An approved flax/cholesterol health claim is just one of the council’s 2014 highlights.
In the pantheonof “superfoods,” you won’t find one with a more storied past than flax. Domesticated as early as the Neolithic Era, flax merited mention for its healing properties in Greek and Roman texts dating back to 650 BC, and the 8th-century emperor Charlemagne so valued the crop’s healthfulness that “he passed regulations related to a requirement for flax consumption,” says Kelley C. Fitzpatrick, director of health and nutrition, Flax Council of Canada (FCC; Winnipeg, MB).

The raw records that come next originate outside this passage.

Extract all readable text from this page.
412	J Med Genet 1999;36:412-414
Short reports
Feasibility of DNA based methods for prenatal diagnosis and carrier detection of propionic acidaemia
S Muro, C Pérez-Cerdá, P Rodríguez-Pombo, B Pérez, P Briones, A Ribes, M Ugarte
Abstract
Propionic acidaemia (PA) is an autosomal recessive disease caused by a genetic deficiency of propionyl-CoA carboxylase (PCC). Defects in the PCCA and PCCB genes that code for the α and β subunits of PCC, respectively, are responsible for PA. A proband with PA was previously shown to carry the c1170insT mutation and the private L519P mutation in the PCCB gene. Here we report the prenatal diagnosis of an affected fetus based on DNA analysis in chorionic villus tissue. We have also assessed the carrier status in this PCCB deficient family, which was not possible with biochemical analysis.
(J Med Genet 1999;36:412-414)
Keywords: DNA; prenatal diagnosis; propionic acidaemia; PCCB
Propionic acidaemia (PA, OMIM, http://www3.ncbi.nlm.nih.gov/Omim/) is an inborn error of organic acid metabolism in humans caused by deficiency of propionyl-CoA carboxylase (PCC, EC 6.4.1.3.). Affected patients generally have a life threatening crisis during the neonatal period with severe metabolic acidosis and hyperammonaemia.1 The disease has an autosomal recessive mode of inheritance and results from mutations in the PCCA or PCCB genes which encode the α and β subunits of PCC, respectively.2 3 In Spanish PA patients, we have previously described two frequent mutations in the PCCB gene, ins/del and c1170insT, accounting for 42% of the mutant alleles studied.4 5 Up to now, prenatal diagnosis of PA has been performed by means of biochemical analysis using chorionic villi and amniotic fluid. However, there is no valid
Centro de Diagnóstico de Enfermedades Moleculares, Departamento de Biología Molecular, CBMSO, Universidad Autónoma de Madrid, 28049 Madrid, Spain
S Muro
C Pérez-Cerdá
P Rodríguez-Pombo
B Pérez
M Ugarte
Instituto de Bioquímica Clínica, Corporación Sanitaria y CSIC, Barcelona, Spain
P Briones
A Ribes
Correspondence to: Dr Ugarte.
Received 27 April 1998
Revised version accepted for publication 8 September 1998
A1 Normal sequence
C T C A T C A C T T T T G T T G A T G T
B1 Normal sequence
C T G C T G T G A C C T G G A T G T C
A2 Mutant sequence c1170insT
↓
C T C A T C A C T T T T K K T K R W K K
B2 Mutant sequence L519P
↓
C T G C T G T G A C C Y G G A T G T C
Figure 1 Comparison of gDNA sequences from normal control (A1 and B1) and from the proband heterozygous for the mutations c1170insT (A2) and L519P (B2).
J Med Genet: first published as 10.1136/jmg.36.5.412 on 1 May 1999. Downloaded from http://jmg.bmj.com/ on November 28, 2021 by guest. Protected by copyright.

But while flax’s backstory may be catnip to history buffs, it’s the superfood’s future that occupies the FCC. And 2014 saw the emergence of several exciting developments that demonstrate not only flax’s functional promise, but the FCC’s active role in helping realize it.
As Fitzpatrick says, “We know that consumers are looking toward real, whole foods for their nutritional needs.” As such, they’re setting their sights on flax-and, in particular, its seeds-as rich sources of soluble and insoluble fiber, the short-chain omega-3 fatty acid alpha-linolenic acid (ALA), and lignans, which Fitzpatrick describes as “a major class of phytoestrogens and an effective antioxidant.”
Now more than ever, flaxseed’s appeal is expanding beyond its traditional audience of natural and health-food devotees and “gaining traction with consumers of mass-market and convenience foods,” she continues.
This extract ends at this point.